Fix: Build time into your expectations. Set lagging metrics to track.
3. Unintended Consequences
Every decision you make in your marketing system creates a ripple. And sometimes, what looks like a win in the short term can backfire hard in the long term. For example, you slash prices to spark quick sales. It works—revenue bumps. But suddenly, customers stop buying at full price. Your premium brand image starts to slip. Competitors copy your pricing strategy, and now you’re trapped in a race to the bottom.
This is the unintended consequence of a quick fix. It’s what happens when you focus on the symptom instead of the system.
Fix: Slow down and pressure-test your decisions. Ask: What does this action reinforce? What expectations am I setting with my audience? Who might this alienate? Then, look two or three moves ahead. Play out the second- and third-order effects of every tactic. Because in a system, nothing happens in
4. Low Detection
Most small businesses don’t realize something’s broken until it’s too late. One day, everything seems fine. The next, revenue has tanked, leads have dried up, and your calendar is suddenly empty.

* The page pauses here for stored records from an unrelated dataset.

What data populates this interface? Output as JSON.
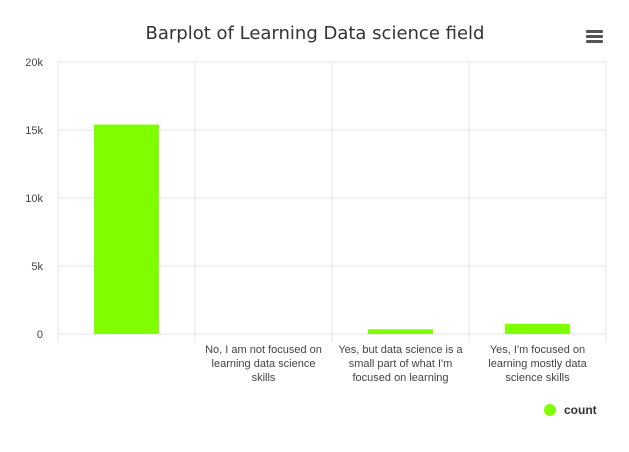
{
  "chart_data": {
    "type": "bar",
    "title": "Barplot of Learning Data science field",
    "xlabel": "",
    "ylabel": "",
    "categories": [
      "",
      "No, I am not focused on learning data science skills",
      "Yes, but data science is a small part of what I'm focused on learning",
      "Yes, I'm focused on learning mostly data science skills"
    ],
    "category_lines": [
      [],
      [
        "No, I am not focused on",
        "learning data science",
        "skills"
      ],
      [
        "Yes, but data science is a",
        "small part of what I'm",
        "focused on learning"
      ],
      [
        "Yes, I'm focused on",
        "learning mostly data",
        "science skills"
      ]
    ],
    "series": [
      {
        "name": "count",
        "values": [
          15400,
          0,
          350,
          750
        ]
      }
    ],
    "ylim": [
      0,
      20000
    ],
    "yticks": [
      0,
      5000,
      10000,
      15000,
      20000
    ],
    "ytick_labels": [
      "0",
      "5k",
      "10k",
      "15k",
      "20k"
    ],
    "grid": true,
    "legend": "bottom-right",
    "colors": {
      "bar": "#7fff00",
      "grid": "#e6e6e6",
      "text": "#333333"
    }
  },
  "ui": {
    "menu_icon": "hamburger-menu-icon"
  }
}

The problem isn’t the failure itself—it’s that you didn’t see it coming. That’s low detection. And it’s a major blind spot in a fragile system.

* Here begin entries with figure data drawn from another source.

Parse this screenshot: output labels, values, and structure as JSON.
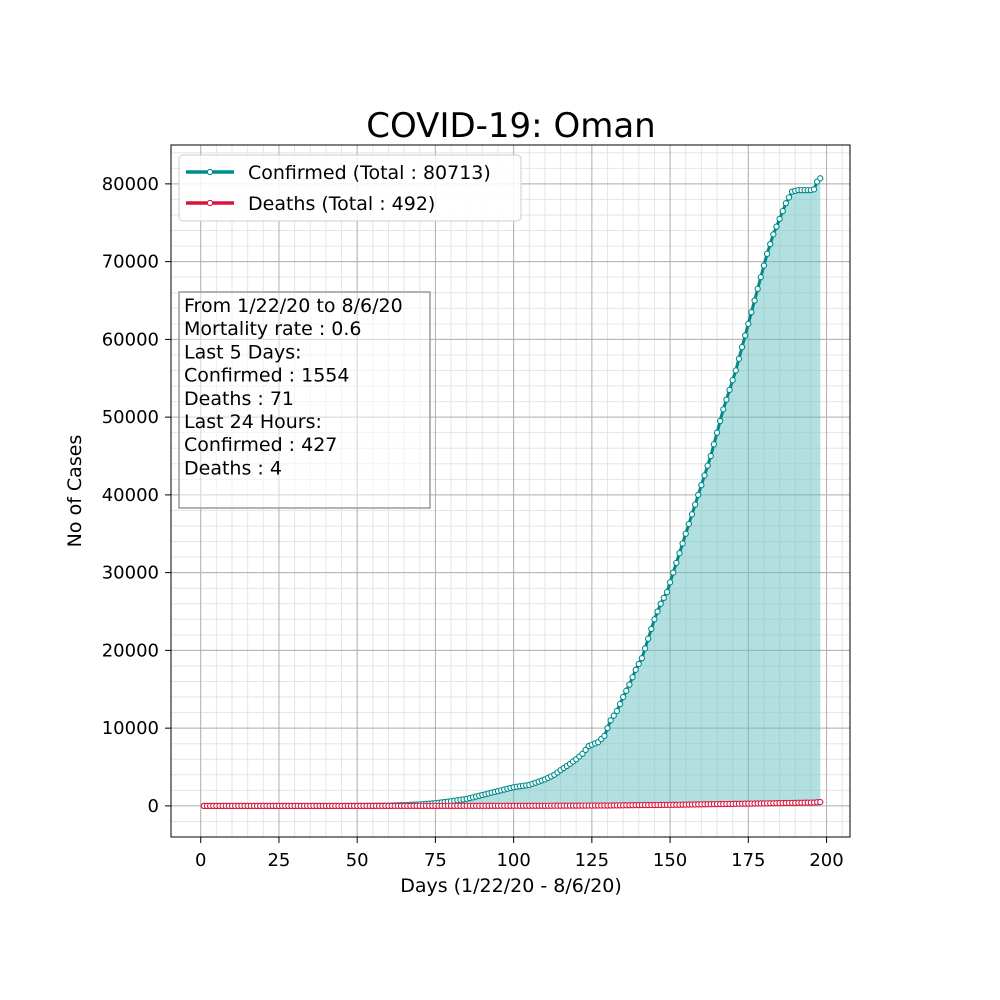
{
  "chart_data": {
    "type": "line",
    "title": "COVID-19: Oman",
    "xlabel": "Days (1/22/20 - 8/6/20)",
    "ylabel": "No of Cases",
    "xlim": [
      -9.5,
      207.5
    ],
    "ylim": [
      -4000,
      85000
    ],
    "x_ticks": [
      0,
      25,
      50,
      75,
      100,
      125,
      150,
      175,
      200
    ],
    "x_tick_labels": [
      "0",
      "25",
      "50",
      "75",
      "100",
      "125",
      "150",
      "175",
      "200"
    ],
    "y_ticks": [
      0,
      10000,
      20000,
      30000,
      40000,
      50000,
      60000,
      70000,
      80000
    ],
    "y_tick_labels": [
      "0",
      "10000",
      "20000",
      "30000",
      "40000",
      "50000",
      "60000",
      "70000",
      "80000"
    ],
    "grid": true,
    "minor_grid": true,
    "legend_position": "top-left",
    "fill_under": "Confirmed",
    "series": [
      {
        "name": "Confirmed (Total : 80713)",
        "color": "#008b8b",
        "fill_color": "#66c2c2",
        "points": [
          [
            1,
            0
          ],
          [
            40,
            0
          ],
          [
            55,
            20
          ],
          [
            60,
            40
          ],
          [
            65,
            100
          ],
          [
            70,
            200
          ],
          [
            75,
            350
          ],
          [
            80,
            600
          ],
          [
            85,
            900
          ],
          [
            90,
            1400
          ],
          [
            95,
            1900
          ],
          [
            100,
            2400
          ],
          [
            105,
            2700
          ],
          [
            110,
            3400
          ],
          [
            113,
            4000
          ],
          [
            115,
            4600
          ],
          [
            118,
            5400
          ],
          [
            120,
            6000
          ],
          [
            122,
            6700
          ],
          [
            124,
            7700
          ],
          [
            127,
            8200
          ],
          [
            129,
            9000
          ],
          [
            131,
            11000
          ],
          [
            133,
            12200
          ],
          [
            135,
            14000
          ],
          [
            137,
            15600
          ],
          [
            139,
            17500
          ],
          [
            141,
            19000
          ],
          [
            143,
            21500
          ],
          [
            145,
            24000
          ],
          [
            147,
            26000
          ],
          [
            149,
            27500
          ],
          [
            151,
            30000
          ],
          [
            153,
            32500
          ],
          [
            155,
            35000
          ],
          [
            157,
            37500
          ],
          [
            159,
            40000
          ],
          [
            161,
            42500
          ],
          [
            163,
            45000
          ],
          [
            165,
            48000
          ],
          [
            167,
            51000
          ],
          [
            169,
            53500
          ],
          [
            171,
            56000
          ],
          [
            173,
            59000
          ],
          [
            175,
            62000
          ],
          [
            177,
            65000
          ],
          [
            179,
            68000
          ],
          [
            181,
            71000
          ],
          [
            183,
            73500
          ],
          [
            185,
            75500
          ],
          [
            187,
            77500
          ],
          [
            189,
            79000
          ],
          [
            191,
            79200
          ],
          [
            193,
            79200
          ],
          [
            195,
            79200
          ],
          [
            196,
            79300
          ],
          [
            197,
            80300
          ],
          [
            198,
            80713
          ]
        ]
      },
      {
        "name": "Deaths (Total : 492)",
        "color": "#dc143c",
        "fill_color": "",
        "points": [
          [
            1,
            0
          ],
          [
            60,
            2
          ],
          [
            90,
            10
          ],
          [
            110,
            20
          ],
          [
            130,
            50
          ],
          [
            140,
            100
          ],
          [
            150,
            130
          ],
          [
            160,
            200
          ],
          [
            170,
            260
          ],
          [
            180,
            320
          ],
          [
            190,
            390
          ],
          [
            196,
            430
          ],
          [
            198,
            492
          ]
        ]
      }
    ],
    "info_box": {
      "lines": [
        "From 1/22/20 to 8/6/20",
        "Mortality rate : 0.6",
        "Last 5 Days:",
        "Confirmed : 1554",
        "Deaths : 71",
        "Last 24 Hours:",
        "Confirmed : 427",
        "Deaths : 4"
      ]
    }
  }
}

Often, there are signals long before the revenue dip: email open rates start slipping, traffic starts slowing, conversion rates tick down. But if you’re not tracking the right metrics—or you’re only checking them once a month—you’ll miss the early warning signs.
Fix: Create a simple dashboard with the key metrics that matter most to your business. Monitor them weekly. Know what “normal” looks like so you can quickly spot the weird. Bonus tip: set threshold alerts—if open rates fall below X% or site traffic drops by Y%, it triggers a check-in.
These “leading indicators” don’t have to be fancy. They could be something simple like tracking how many quote requests you get daily. If you see that number going down, you can predict that a crash is coming and look at it before it becomres a problem.
Think of it like installing smoke detectors in your house. They don’t stop the fire, but they give you time to act before everything burns.
5. Lack of Collaboration
You don’t know everything. Your team, your customers, your peers have insight.
Fix: Talk to people. Regularly. Ask them what’s breaking.
Build a Marketing System That Bends, Not Breaks
How to Start Today:
- Map your system: List your top marketing activities and how they connect.
- Run an FMEA: Choose 3 important areas. Identify what could go wrong.
- Score and prioritize: Use Severity, Occurrence, Detection.
- Design fixes: Add safeguards, backups, or new processes.
- Review quarterly: Systems evolve. So should your plan.
Stay Curious, Not Panicked
Chaos gives you data. Every disruption shows you what’s weak. Learn from it.
Bottom Line: Stop Chasing Stability. Start Building Systems.
Stability is temporary. Disruption is the default.
But if you stop building marketing on duct tape and start building on systems—you’ll build a business that adapts, evolves, and thrives, even when things fall apart.
Now, go Murphy-Proof your marketing. Tighten your system. And build a marketing machine that lasts.